Insects, and other taxa, have two main metabolic strategies that allow survival through the low temperatures of winter. A ‘freeze‐avoiding’ strategy uses the synthesis of antifreeze proteins and the accumulation of extremely high levels of carbohydrate cryoprotectants (most often glycerol) so that body fluids can supercool to temperatures well below those normally encountered. A contrasting ‘freeze‐tolerant’ strategy involves the regulated freezing of up to about 65% of total body water in extracellular spaces. Ice formation outside the cells is often triggered by the action of specific ice‐nucleating agents or proteins, whereas low molecular weight cryoprotectants are used to maintain a liquid intracellular space and to protect membrane structure. Storey and Storey (2012) list two further strategies discovered more recently. The first, described for soil‐dwelling invertebrates and particularly polar species, is ‘cryoprotective dehydration’, which combines extreme dehydration, in which virtually all freezable water is lost, together with high cryoprotectant levels that stabilise macromolecules. And more recently still, Sformo et al. (2010), in a study of the Alaskan bark beetle (Cucujus clavipes), showed that larvae at lower temperatures did not freeze but transitioned into a vitrified state (a non‐crystalline amorphous solid) in which they could survive down to –100°C. The ‘vitrification’ strategy is accompanied by extensive dehydration and accumulation of antifreeze proteins and high concentrations of polyols.

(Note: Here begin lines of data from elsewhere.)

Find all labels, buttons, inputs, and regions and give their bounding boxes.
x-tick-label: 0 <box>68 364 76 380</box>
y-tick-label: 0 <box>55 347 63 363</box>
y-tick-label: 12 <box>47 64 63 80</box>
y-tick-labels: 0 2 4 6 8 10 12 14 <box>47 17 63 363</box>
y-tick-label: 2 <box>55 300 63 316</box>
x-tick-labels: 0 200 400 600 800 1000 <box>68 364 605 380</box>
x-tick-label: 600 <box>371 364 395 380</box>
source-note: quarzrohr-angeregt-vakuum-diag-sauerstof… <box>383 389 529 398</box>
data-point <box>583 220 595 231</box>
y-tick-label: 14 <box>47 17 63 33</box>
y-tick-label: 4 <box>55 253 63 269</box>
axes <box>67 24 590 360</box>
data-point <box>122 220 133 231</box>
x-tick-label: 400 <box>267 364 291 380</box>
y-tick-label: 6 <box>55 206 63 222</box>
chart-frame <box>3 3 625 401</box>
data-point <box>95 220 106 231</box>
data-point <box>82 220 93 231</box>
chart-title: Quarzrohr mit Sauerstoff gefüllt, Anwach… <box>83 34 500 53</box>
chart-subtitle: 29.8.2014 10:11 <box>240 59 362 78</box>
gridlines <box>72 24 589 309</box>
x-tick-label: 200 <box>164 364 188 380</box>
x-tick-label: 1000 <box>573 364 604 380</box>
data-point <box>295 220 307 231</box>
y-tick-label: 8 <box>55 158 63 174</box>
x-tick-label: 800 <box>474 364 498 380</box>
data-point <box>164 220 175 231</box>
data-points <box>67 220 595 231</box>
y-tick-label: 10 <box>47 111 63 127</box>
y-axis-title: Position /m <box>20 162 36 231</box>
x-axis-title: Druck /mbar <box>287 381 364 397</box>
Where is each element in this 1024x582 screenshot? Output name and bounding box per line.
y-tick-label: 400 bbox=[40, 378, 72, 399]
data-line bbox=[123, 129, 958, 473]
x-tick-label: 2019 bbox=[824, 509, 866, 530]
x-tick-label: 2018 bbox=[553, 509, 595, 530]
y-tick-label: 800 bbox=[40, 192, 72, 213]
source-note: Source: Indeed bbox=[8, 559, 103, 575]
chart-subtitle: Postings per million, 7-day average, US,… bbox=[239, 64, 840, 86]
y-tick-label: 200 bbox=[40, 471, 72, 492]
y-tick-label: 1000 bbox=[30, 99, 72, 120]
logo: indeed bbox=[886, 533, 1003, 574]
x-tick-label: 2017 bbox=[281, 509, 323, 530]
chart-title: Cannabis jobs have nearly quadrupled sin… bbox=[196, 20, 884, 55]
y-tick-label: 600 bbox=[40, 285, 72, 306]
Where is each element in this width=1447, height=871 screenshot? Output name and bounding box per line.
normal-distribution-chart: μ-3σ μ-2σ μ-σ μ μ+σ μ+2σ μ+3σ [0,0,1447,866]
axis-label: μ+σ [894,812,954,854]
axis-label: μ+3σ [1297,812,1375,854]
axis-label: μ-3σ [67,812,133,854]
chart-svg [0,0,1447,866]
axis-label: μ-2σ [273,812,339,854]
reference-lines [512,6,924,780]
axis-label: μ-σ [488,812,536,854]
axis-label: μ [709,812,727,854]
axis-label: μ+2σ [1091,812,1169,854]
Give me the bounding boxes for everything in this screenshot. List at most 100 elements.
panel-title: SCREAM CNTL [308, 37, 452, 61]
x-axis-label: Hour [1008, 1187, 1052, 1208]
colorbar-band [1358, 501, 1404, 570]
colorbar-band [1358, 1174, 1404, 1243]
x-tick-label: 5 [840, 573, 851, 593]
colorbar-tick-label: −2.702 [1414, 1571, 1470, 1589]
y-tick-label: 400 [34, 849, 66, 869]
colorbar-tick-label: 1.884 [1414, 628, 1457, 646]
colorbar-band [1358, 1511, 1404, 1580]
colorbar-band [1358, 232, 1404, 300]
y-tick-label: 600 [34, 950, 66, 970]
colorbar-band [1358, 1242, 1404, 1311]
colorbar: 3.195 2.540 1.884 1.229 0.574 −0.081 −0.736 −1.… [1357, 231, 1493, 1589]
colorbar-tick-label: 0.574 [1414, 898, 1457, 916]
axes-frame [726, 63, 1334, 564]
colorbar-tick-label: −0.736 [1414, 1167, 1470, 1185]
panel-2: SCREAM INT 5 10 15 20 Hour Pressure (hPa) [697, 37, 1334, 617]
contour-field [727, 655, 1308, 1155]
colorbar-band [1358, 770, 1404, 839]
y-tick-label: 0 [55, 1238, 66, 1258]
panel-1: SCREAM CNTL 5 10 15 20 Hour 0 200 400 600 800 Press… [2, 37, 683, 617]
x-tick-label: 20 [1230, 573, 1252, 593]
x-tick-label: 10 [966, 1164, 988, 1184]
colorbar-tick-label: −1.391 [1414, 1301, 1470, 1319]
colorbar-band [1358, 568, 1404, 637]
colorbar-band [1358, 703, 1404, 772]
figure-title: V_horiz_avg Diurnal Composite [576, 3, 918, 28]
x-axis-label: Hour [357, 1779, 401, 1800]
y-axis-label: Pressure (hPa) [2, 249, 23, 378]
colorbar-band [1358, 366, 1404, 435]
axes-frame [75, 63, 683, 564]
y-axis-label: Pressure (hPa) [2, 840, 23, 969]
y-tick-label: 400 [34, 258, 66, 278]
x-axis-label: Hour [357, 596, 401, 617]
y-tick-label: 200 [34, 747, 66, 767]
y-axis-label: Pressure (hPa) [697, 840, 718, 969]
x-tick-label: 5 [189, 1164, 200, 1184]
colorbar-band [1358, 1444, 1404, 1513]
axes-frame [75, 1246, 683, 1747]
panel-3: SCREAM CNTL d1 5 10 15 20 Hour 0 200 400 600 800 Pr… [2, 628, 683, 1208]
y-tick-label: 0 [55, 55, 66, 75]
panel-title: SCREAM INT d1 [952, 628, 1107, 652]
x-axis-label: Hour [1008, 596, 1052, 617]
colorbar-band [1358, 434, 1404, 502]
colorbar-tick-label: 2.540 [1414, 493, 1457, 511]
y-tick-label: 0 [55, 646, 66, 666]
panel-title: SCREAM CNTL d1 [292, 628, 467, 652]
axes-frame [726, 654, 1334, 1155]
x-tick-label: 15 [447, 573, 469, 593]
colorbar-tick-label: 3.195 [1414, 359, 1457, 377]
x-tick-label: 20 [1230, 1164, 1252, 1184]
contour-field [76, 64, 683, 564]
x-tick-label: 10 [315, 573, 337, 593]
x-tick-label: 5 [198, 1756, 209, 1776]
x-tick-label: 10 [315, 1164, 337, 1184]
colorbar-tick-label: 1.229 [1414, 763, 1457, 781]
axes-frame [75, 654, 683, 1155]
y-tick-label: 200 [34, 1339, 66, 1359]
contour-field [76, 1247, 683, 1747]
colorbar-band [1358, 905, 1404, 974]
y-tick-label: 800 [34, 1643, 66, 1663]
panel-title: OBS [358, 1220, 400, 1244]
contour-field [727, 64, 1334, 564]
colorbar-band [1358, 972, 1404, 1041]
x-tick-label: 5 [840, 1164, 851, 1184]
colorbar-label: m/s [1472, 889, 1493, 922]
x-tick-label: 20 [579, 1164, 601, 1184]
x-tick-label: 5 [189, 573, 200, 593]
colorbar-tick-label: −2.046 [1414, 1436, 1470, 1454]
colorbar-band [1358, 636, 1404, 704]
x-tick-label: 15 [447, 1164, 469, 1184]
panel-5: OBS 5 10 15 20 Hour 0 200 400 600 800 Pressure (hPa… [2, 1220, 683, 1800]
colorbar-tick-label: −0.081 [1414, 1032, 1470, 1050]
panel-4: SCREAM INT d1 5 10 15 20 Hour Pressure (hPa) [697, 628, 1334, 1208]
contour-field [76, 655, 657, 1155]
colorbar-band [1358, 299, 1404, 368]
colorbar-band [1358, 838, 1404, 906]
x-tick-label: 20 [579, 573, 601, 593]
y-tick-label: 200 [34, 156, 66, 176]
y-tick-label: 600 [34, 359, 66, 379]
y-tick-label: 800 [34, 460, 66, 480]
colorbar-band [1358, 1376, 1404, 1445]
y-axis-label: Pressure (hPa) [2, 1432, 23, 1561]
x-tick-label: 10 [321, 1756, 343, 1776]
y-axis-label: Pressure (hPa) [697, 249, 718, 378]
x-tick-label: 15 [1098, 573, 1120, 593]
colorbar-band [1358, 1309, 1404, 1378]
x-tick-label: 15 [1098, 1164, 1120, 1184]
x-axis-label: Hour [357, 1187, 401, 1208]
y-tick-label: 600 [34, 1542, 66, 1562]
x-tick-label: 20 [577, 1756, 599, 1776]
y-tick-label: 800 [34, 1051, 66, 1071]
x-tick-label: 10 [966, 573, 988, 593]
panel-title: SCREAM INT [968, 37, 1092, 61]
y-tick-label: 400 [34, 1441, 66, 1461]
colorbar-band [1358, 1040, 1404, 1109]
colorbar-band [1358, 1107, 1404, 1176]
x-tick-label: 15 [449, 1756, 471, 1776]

acclimation and acclimatisation

The tolerances of organisms to low temperatures are not fixed but are preconditioned by the experience of temperatures in their recent past. This process is called acclimation when it occurs in the laboratory and acclimatisation when it occurs naturally. Acclimatisation may start as the weather becomes colder in the autumn, stimulating the conversion of almost the entire glycogen reserve of animals into polyols such as glycerol (Figure 2.13), but this can be an energetically costly affair: about 16% of the carbohydrate reserve may be consumed in the conversion of the glycogen reserves.


Figure 2.13 Acclimatisation involves conversion of glycogen to glycerol in a caterpillar. (a) As a result of cooling autumn temperatures, larvae of the goldenrod gall moth, Epiblema scudderiana, convert their stores of glycogen to glycerol, which eventually constitutes over 19% of the caterpillar’s body mass. (b) The high levels of glycerol plus antifreeze proteins suppress the larval supercooling point from –14°C in late summer to –38°C by mid‐winter, values well below environmental temperature extremes.

Source: (a, b) From Storey & Storey (2012), after Rickards et al. (1987).

Acclimatisation aside, individuals commonly vary in their temperature response depending on the stage of development they have reached. Probably the most extreme form of this is when an organism has a dormant stage in its life cycle. Dormant stages are typically dehydrated, metabolically slow and tolerant of extremes of temperature.